I would suggest we should really pick one and be consistent.
Or maybe, Google just wants to train people to work on their platforms rather than moving to a competitors. I doubt google has the intention of hiring the people that graduate from these programs, they just want people to learn google apis so that they use their products over competitors.
This can be seen through how companies sponsor hackathons, the courses they create on websites like udacity and so on.
Then what are they supposed to do, stop growing? Sure they could stand to raise wages for existing workers across the board (and they should) but that doesn't solve the labor supply issue.
Maybe some of these grants can go towards retraining existing engineers who need to acquire new skills.
Certainly unrestrained resource extraction and financialization of the entire economy- generating wealth for a select few with complex financial instruments that has no real purpose for the general public- are bad. But surely much of tech does provide some benefit to society. What happened to software is eating the world?

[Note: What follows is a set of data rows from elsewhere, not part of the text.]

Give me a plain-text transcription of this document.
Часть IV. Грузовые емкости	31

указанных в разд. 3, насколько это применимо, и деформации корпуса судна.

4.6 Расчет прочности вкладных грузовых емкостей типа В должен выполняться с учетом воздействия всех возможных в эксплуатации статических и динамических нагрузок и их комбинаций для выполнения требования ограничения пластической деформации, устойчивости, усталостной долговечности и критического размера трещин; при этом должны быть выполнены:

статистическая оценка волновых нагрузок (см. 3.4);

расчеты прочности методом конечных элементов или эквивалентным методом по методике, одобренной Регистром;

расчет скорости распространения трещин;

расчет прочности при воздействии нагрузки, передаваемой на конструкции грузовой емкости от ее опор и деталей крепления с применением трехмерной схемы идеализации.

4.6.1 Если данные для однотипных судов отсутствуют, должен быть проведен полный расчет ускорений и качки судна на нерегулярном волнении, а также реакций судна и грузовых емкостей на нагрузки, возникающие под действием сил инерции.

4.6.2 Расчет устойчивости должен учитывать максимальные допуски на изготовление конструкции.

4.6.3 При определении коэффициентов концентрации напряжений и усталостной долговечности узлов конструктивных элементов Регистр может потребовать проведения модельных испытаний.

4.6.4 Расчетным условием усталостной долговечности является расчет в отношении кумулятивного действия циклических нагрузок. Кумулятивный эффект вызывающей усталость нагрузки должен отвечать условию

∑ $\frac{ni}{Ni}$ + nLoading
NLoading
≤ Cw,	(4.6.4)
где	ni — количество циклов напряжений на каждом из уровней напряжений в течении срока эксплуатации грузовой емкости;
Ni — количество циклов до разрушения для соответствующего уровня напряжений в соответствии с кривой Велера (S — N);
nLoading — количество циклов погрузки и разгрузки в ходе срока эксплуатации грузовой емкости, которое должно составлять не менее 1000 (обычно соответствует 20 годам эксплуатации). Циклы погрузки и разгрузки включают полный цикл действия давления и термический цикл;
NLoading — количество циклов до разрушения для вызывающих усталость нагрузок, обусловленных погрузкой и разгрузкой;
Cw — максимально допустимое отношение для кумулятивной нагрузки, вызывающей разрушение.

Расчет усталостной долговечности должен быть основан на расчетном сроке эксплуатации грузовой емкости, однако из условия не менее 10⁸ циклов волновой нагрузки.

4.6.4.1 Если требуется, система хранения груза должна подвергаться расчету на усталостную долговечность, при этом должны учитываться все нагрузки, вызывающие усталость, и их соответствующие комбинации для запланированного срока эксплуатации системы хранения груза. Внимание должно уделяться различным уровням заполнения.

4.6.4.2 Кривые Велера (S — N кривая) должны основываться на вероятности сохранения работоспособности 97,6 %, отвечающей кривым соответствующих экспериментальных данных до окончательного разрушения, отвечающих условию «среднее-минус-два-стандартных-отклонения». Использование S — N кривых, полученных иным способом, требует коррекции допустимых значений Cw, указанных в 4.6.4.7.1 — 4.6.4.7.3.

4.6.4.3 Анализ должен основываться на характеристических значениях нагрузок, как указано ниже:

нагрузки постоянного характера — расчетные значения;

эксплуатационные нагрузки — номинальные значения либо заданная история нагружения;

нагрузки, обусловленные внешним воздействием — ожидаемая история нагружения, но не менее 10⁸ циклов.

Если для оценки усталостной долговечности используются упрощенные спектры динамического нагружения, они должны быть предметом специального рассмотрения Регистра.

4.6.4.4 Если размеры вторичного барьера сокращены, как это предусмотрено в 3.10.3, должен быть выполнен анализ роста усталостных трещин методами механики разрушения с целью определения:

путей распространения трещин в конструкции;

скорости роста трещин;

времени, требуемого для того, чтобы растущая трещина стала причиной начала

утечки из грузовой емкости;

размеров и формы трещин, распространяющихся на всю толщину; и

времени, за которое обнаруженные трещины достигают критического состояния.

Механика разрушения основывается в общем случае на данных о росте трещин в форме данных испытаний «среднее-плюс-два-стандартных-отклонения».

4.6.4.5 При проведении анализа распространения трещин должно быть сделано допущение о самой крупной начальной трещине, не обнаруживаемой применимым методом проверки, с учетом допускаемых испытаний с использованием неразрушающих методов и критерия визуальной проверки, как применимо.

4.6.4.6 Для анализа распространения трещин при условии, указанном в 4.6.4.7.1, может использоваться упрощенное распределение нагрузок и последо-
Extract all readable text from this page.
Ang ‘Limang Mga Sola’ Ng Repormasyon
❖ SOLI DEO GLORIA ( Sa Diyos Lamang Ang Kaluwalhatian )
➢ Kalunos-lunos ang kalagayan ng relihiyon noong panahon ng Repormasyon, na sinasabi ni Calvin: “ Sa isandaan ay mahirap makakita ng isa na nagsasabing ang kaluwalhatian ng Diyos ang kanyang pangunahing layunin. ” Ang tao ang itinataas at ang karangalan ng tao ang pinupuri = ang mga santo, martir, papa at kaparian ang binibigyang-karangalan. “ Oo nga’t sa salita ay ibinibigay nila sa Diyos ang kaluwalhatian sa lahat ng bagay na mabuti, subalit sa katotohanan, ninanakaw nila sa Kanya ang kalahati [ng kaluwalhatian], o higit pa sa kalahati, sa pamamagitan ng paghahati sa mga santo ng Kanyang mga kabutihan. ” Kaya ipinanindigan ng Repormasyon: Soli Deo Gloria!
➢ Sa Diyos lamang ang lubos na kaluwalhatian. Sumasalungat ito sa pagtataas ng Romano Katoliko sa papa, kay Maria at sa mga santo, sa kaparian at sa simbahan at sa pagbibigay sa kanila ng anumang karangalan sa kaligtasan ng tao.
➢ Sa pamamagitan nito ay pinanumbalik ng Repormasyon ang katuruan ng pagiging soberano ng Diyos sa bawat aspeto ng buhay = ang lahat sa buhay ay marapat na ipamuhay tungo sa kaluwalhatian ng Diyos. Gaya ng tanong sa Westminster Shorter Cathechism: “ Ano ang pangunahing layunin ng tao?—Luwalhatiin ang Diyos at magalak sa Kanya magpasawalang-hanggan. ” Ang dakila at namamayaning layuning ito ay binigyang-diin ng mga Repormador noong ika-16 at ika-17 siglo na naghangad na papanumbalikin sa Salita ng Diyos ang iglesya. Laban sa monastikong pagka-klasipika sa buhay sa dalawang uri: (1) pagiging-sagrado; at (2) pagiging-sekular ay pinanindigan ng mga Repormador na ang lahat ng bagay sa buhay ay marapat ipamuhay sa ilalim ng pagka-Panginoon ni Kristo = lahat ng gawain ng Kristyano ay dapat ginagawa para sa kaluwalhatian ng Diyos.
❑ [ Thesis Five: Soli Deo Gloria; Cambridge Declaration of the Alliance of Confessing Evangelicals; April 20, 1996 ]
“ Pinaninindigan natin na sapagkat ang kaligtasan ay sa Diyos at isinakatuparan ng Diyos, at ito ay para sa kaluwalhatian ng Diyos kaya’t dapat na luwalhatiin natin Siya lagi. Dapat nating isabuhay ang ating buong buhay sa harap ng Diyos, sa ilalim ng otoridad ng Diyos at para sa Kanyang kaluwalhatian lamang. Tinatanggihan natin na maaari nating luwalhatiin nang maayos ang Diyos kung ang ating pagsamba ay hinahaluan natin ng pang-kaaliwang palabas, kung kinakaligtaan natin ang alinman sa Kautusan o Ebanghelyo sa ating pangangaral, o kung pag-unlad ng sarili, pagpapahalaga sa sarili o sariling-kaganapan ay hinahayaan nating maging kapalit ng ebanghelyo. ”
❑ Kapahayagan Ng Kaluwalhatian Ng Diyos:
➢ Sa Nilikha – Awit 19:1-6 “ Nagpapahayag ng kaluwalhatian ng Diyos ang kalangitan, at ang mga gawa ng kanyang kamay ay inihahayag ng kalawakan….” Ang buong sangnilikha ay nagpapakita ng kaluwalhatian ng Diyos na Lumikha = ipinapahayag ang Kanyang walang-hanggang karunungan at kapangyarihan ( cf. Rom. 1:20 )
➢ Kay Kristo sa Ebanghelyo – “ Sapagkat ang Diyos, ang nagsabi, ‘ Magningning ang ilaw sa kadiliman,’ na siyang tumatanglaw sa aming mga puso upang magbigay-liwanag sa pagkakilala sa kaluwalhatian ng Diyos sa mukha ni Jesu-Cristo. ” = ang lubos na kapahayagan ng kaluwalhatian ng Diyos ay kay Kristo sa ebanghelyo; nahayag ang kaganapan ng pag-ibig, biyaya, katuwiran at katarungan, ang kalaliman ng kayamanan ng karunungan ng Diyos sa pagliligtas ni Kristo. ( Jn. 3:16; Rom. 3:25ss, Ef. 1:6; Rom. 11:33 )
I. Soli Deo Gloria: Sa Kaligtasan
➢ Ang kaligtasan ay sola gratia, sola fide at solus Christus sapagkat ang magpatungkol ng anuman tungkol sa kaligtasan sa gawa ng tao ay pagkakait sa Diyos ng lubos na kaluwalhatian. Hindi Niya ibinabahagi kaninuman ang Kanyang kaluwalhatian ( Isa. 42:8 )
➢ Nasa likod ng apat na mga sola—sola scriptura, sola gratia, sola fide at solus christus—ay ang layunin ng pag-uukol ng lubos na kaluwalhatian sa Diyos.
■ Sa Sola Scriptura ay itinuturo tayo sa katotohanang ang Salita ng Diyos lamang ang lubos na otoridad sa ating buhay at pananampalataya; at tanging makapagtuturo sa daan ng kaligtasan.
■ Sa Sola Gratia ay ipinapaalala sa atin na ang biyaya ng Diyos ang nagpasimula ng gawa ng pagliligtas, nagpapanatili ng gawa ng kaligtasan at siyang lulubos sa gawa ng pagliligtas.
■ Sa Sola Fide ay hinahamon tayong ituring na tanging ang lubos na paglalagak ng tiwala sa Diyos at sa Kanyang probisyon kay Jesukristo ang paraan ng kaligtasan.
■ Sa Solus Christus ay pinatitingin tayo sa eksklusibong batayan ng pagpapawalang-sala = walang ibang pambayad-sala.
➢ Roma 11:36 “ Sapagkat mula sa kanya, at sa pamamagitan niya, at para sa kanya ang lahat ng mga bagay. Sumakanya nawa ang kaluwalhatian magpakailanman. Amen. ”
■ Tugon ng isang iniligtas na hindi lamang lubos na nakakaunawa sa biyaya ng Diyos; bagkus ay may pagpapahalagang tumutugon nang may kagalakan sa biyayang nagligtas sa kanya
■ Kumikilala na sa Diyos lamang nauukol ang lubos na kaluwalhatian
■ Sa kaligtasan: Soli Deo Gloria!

I'm not sure what you're referring to exactly. I'm not praising Google in this story- I think they're doing this strictly for business reasons- but I still think it's a positive action even if it's motivated by the bottom line. But it's inevitable that them, just like most other giant companies in the black, are going to expand sooner or later, and they will need more workers. So there's not much you can do about that. If it's not Google or Apple hiring, it's going to be Tesla or SpaceX or Kiva or these guys (https://www.nytimes.com/2017/08/16/technology/a-start-up-sug...)
My main point is trying to stem the demand for more workers, whether H1Bs or American citizens, is futile. And even if somehow American firms stopped demanding more tech workers, firms abroad will be as well. So why not try to train more people to become workers?
Google will just continue to move into more markets and moonshot projects until either the shareholders revolt or the government applies antitrust. But if not them, some other organization will need tech workers, and are you going to ask them to stop growing? See this: https://news.ycombinator.com/item?id=15461924
Well put. In my eyes this is simple math,they're investing now and are eliminating fees and adjustments for inflation in the future. The pool of workers will be bigger and all of the workers will be of somewhat same skill level which will eliminate the need for higher salaries + larger equity shares in order to get a high skilled worker. Their shares in the future will certainly be more valuable then 1B now, and this incentive will allow them to dictate the market.
Stop worrying about your wages! Your job will eventually be automated away. A basic income is sure to protect you.